Daniela Dávila, alumna de 3º de ESO, Finalista del «II Certamen de Relato Corto» del Colegio Virgen del Mar

Caminando entre sombras rojas

Lo recuerdo perfectamente, me siento prisionera de mi mente, y sé que nunca podré escapar de ese recuerdo, se repite una y otra vez hasta que pierdo lo percepción de la realidad. Ha pasado casi un año, ya no recuerdo cómo era antes de que sucediese, supongo que, en el transcurso de nuestras vidas, llega algo que nos marca por completo, que determina quiénes somos, hacia dónde vamos…

Hoy desperté muy temprano, puede que antes de lo habitual, me deslicé entre las sábanas y mis pies rozaron el gélido suelo. A continuación me calcé los desgastados zapatos blancos, guié mi pesado cuerpo en dirección al baño, rocié mi cara con agua helada, vi mi reflejo en el espejo y una vez más sentí que no era yo misma. Estaba perdida, vagando por algún lugar recóndito de mi mente, buscando mi lugar feliz, buscándome. Comencé a oír un fuerte alarido, como un grito ahogado, me armé de valor, ese que nunca había tenido y lo seguí. Traté, con todas mis fuerzas, de encontrarlo; estaba a punto de alcanzarlo cuando sentí que mi cuerpo se balanceaba lentamente, una voz rugía dentro de mi cabeza “regresa, regresa”, había vuelto a perder el control. Mis párpados se despegaron torpemente, estaba nuevamente en el cuarto de baño, sólo que esta vez mucho más pálida y desorientada. Me giré lentamente y mis cansados ojos percibieron una figura borrosa, me tomé mi tiempo. Logré enfocar la vista, fue entonces cuando lo entendí todo. Era él, el único que parecía escucharme, traía mis pastillas. Día tras día intentaba convencerme de que me harían sentir mejor, que todo estaría bien. Daba igual ya nada podía engañarme, esas acolchadas paredes blancas, no eran parte del mundo real, tenía que encontrar la forma de salir de ahí, pero ¿cómo?, no tenía mucho tiempo, ese lugar me estaba consumiendo, iba a acabar perdiendo la cabeza, no los podía dejar ganar.

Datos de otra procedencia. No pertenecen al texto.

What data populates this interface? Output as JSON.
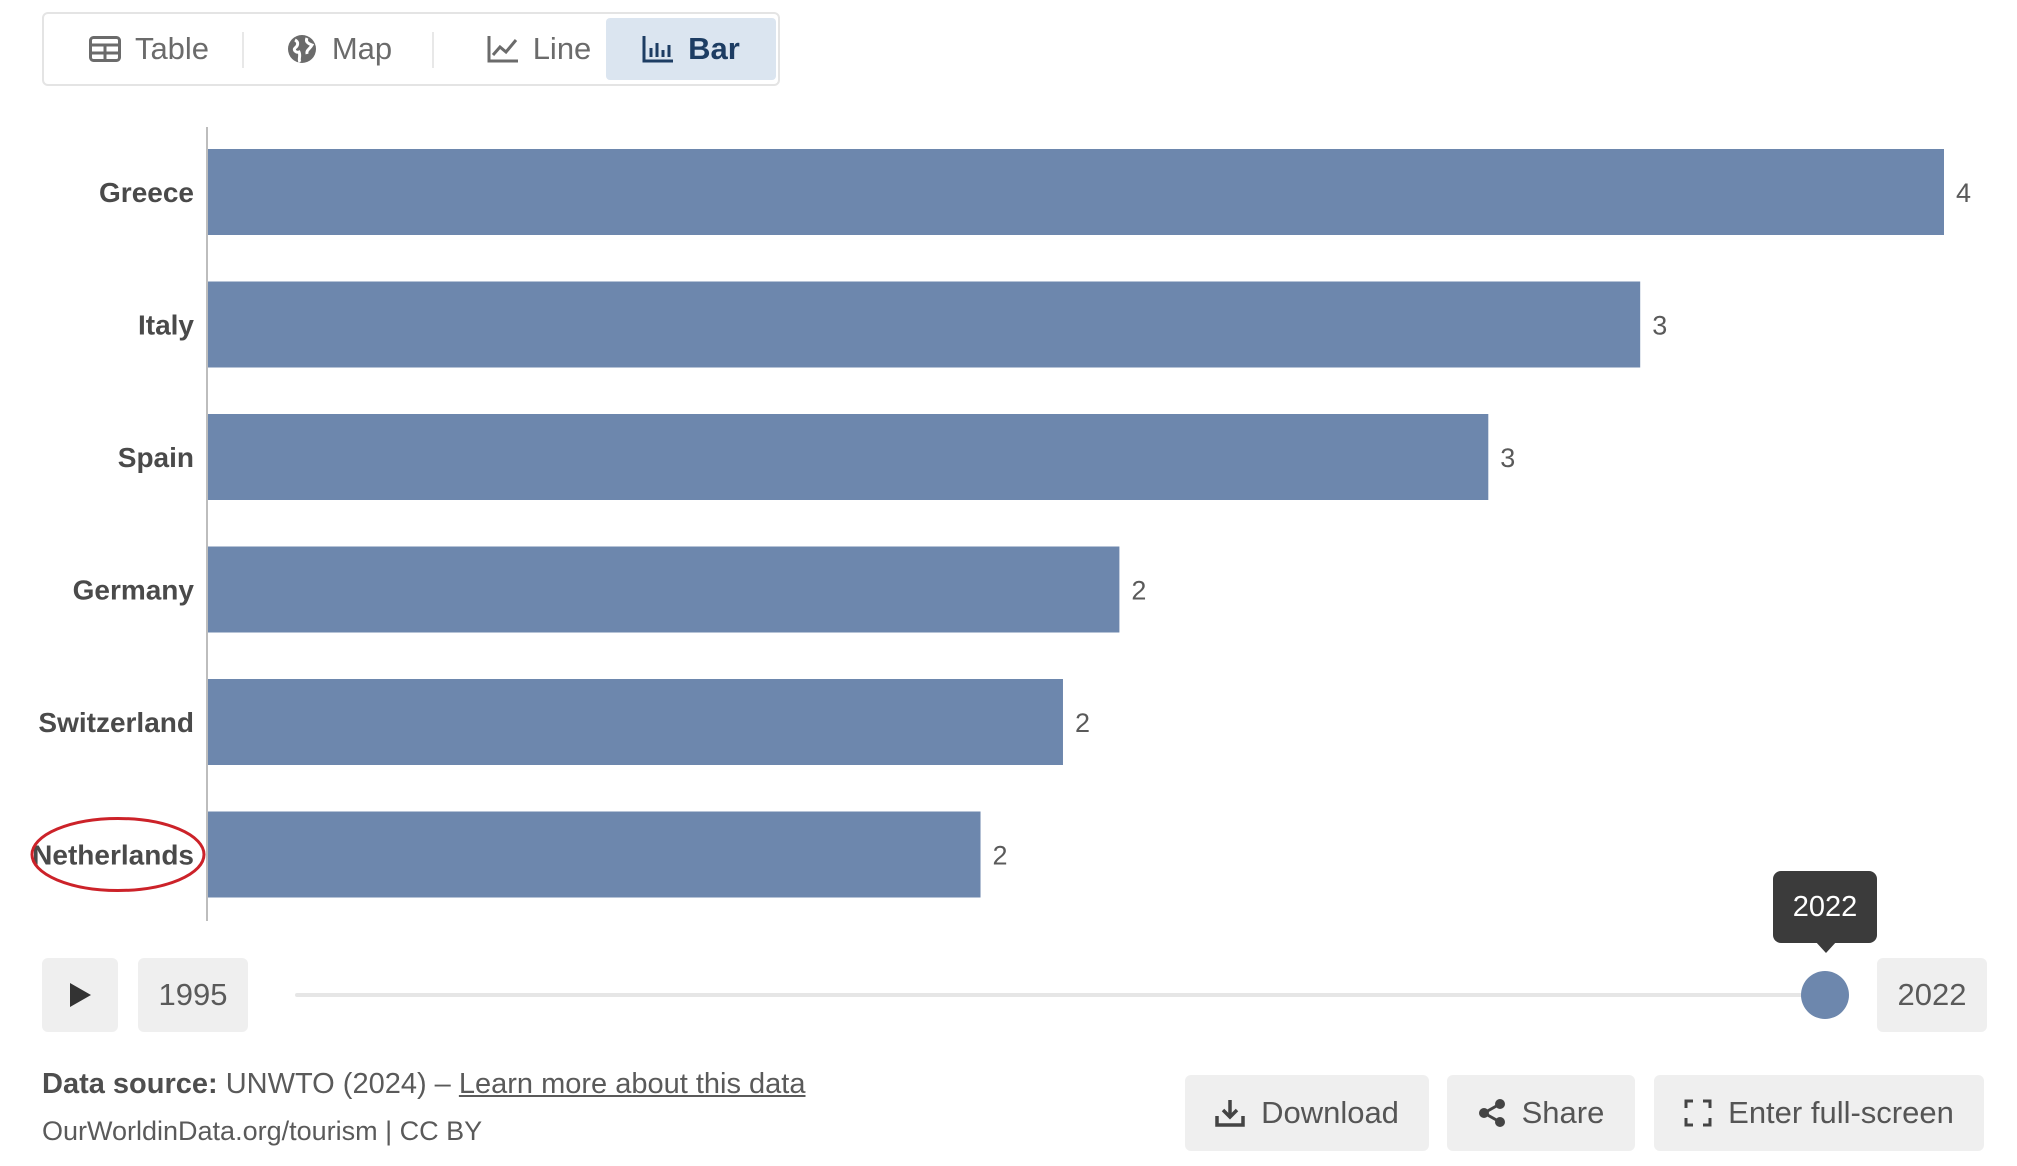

Bajé lentamente las escaleras que conducían al salón principal, no pude evitar sonreír, qué ingenua era, cómo pude pensar que las cosas cambiarían. El salón imponente, tan inmenso como frío, desde todos sus rincones resplandecía su pulcro color blanco, cualquiera se atrevería a decir que estaba a las puertas del cielo, aunque todavía conservaba la suficiente cordura para saber que eso no era cierto.

Personas, con un pasado oculto o tal vez olvidado, deambulaban como almas en pena por los corredores y salones. Esquivándolas a todas, conseguí llegar a mi destino.

Allí estaba yo, sintiéndome cada vez más insignificante e intimidada, delante de la majestuosa puerta de madera. Dentro de ese lugar, me parecía que no estaba tan perdida como creía. Toqué la puerta, mis magullados nudillos comenzaron a sangrar, pero ahora que me detenía a pensarlo, ¿cómo me había hecho esas heridas? No quise darle más vueltas al tema, tal vez dentro de la habitación tendría la respuesta. Seguí tocando, esta vez enérgicamente, estaba eufórica, nunca he sido buena controlando mis emociones y cuando las llevaba al límite todo se desmoronaba. En cuestiones de segundos, pasé de la euforia a la frustración, ¿por qué no abría nadie? Justo en el momento en que me decidía a atizarle a la puerta con más fuerza, el oxidado picaporte comenzó a girar, produciendo un chirrido insoportable.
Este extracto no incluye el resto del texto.